Conrad connaissait mieux, peut-être par pratique, le jargon de la galanterie que son supérieur; et il lui expliqua le passage de la lettre qui l'embarrassait, en lui disant que c'était une sorte de langage usité parmi les hommes du monde, à l'égard des femmes qu'ils aimaient par amourette. Mais cette explication ne satisfit pas le bigot Beaumanoir. «Conrad, dit-il, il y a dans ce langage plus que tu ne te l'imagines; la simplicité de ton coeur ne saurait sonder la profondeur de cet abîme d'iniquité. Cette Rébecca d'York est une élève de cette Miriam dont tu as entendu parler. Tu vas entendre le juif; il ne tardera pas à en convenir en notre présence.» Puis se tournant vers Isaac, il lui dit à haute voix: «Ta fille est donc prisonnière de Bois-Guilbert?»
«Oui, révérend et valeureux seigneur, répondit Isaac, et tout ce qu'un pauvre homme peut payer pour sa rançon» «Silence, interrompit le grand-maître.
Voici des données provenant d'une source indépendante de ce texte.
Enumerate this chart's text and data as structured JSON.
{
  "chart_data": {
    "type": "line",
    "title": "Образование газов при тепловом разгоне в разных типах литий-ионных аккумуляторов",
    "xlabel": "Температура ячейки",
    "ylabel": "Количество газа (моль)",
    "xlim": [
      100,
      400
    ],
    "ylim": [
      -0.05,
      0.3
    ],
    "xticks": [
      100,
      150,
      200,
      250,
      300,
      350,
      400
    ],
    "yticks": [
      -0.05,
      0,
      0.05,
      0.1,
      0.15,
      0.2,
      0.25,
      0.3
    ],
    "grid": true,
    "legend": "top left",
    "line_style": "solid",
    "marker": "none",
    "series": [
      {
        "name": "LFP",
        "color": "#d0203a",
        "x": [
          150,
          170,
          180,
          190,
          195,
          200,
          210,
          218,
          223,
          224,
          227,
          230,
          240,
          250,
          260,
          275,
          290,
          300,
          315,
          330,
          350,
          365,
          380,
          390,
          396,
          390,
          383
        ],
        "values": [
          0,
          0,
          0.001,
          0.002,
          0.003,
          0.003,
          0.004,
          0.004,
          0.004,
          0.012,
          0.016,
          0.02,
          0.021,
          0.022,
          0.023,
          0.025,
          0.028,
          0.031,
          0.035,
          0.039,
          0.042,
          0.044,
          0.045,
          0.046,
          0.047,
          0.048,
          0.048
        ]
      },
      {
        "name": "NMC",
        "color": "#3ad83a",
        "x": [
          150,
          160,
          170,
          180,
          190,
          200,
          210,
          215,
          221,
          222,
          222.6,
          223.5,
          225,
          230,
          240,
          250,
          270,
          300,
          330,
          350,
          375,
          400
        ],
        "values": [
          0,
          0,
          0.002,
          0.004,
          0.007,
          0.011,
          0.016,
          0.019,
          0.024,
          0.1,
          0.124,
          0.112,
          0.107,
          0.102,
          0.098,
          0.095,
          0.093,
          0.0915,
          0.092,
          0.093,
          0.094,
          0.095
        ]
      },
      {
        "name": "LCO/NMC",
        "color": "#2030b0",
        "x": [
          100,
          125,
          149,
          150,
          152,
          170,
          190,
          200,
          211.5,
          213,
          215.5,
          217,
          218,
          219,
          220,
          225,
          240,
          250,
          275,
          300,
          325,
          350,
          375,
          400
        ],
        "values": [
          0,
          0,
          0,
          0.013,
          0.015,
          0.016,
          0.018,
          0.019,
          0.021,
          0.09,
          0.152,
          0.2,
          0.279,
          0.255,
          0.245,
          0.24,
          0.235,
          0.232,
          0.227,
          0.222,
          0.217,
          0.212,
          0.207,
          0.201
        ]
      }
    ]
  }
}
Ta fille a exercé l'art de guérir; n'est-il pas vrai?» «Oui, mon gracieux seigneur, répondit Isaac, et chevaliers, et paysans, seigneurs et vassaux, tous peuvent bénir le ciel pour le don merveilleux qu'il a daigné lui accorder. Plus d'un malade et homme souffrant peut attester qu'il a été guéri par le moyen de son art, tandis que tout autre secours humain avait été inutilement employé; mais la bénédiction du Dieu de Jacob était sur elle.»
Beaumanoir se tourna vers Mont-Fichet, et lui dit avec un sourire hideux: «Tu vois, Conrad, les embûches de l'ennemi dévorant. Tel est l'appât avec lequel il s'empare des ames, donnant un pauvre espace de vie sur la terre, en échange d'un bonheur éternel dans l'autre monde. Notre bienheureuse règle a bien raison de dire: «Semper percutiatur leo vorans!» À bas le lion! à bas le destructeur! ajouta-t-il en élevant et brandissant son mystique abacus, comme pour défier les puissances de ténèbres.» Puis adressant la parole au juif: «Ta fille sans doute opère ses cures au moyen de caractères, de talismans, de paroles, de périaptes et autres mystères cabalistiques?» «Non, révérend et brave chevalier, répondit Isaac; mais c'est principalement à l'aide d'un baume d'une vertu merveilleuse.» «D'où a-t-elle eu ce secret? demanda Beaumanoir.» «Il lui a été donné, répondit Isaac avec une sorte de répugnance, par Miriam, une sage matrone de notre tribu.» «Par Miriam, détestable juif! s'écria Beaumanoir en faisant un signe de croix; par Miriam, cette abominable sorcière, dont les enchantemens sont connus de toute la chrétienté? Son corps fut brûlé à un poteau, et ses cendres furent dispersées aux quatre vents; et puisse le ciel en arriver autant à moi et à mon ordre, si je ne traite pas ainsi sa pupille et encore plus sévèrement. Je lui apprendrai à jeter des sorts et des enchantemens sur les soldats du saint Temple. Damien, qu'on mette ce juif à la porte, et qu'on le mette à mort s'il résiste ou s'il se représente. Quant à sa fille, nous agirons envers elle comme nous y autorisent la loi chrétienne et notre éminente dignité.»